The government of New South Wales is considering increasing the stamp duty paid by foreign investors to help more first-home buyers enter the state’s notoriously overpriced property market.

More than one in ten residential properties sold in NSW is being snapped up by foreign investors, a third of whom are Chinese nationals.

Data from NSW’s Office of State Revenue (OSR) shows that from July to September, foreign nationals accounted for 11% (or 2,995) of residential property purchases, compared with 7.51% made by first-home buyers.

Opposition leader Luke Foley is also pushing for stamp duty to be increased – from 4% to 7% for foreign investors on residential homes – to mitigate the pressure they exert on house prices.

“Evidence suggests a surcharge on foreign investors will take some pressure off house prices and go a way to levelling the playing field for first-home buyers,” Foley said on Tuesday.

NSW Treasurer Dominic Perrottet said he was aware of the problem and would lift the surcharge in the June budget.

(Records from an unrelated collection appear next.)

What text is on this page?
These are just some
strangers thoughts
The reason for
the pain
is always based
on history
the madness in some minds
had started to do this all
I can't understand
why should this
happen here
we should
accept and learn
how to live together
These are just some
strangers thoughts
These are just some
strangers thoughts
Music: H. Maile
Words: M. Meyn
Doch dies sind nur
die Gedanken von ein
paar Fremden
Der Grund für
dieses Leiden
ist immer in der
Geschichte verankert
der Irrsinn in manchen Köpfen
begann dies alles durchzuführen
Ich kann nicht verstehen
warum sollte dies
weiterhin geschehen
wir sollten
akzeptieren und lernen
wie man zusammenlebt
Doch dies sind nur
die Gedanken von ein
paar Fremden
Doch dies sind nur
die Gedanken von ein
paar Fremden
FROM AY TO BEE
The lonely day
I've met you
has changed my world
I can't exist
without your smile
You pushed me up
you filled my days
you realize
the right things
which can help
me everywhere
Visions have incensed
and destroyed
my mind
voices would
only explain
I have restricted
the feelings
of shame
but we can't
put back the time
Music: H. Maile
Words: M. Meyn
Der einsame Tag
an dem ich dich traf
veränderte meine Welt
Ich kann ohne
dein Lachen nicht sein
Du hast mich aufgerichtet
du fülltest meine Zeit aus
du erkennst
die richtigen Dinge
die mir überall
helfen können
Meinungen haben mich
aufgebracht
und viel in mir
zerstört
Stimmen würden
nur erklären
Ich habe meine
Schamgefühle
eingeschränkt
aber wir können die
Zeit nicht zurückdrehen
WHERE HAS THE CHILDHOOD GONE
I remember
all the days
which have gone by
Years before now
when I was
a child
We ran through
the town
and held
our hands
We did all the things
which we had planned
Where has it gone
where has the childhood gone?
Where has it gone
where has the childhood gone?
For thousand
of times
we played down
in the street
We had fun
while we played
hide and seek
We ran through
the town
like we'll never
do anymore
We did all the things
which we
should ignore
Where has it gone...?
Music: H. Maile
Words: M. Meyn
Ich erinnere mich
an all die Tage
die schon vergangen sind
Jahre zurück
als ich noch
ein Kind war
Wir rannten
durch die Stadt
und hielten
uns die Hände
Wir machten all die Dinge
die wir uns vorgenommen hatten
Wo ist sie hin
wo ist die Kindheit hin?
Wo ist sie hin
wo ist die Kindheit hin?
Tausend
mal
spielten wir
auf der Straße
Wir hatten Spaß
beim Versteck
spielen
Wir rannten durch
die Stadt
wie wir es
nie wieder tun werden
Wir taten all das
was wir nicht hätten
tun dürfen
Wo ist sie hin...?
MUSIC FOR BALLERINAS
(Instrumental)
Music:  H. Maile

On the other hand, some experts have expressed doubts that raising stamp duty would improve housing affordability for NSW’s first-home buyers.

Professor James Laurenceson, deputy director of the Australia-China Relations Institute (ACRI) at UTS, recently expressed his scepticism. “The housing prices, particularly in Sydney, are still going up and that gets at this point — even if the proportion of foreign buyers falls it doesn’t mean that house prices are going to fall,” he said.

Laurenceson said it wasn’t true that foreign buyers, particularly those from China, were pushing Australians out of the property market. “Foreign Chinese buyers only account [for] 3.6 per cent of demand in New South Wales — a lot of that demand is for new apartments, new houses, not existing houses,” he said.

In contrast, 96.4% of buyers were local, making it a bit of a stretch to blame the state’s rising housing unaffordability on foreign investors. “Something that the Reserve Bank of Australia has long talked about is the fact that the types of properties foreign investors are buying are not the types of properties first-home buyers are buying,” he said.

A senate inquiry into the matter last year found that demand from foreign investors helped increase housing supply in Australia.

“It’s basic economics. If you expand supply it’s going to restrain housing price growth, it’s certainly not going to put upward pressure on it,” Laurenceson said. “There’s lots of reasons why housing prices are going up —but laying the blame at the feet of Chinese buyers when they only account for 3.6 per cent of total housing demand is clearly a misleading narrative.”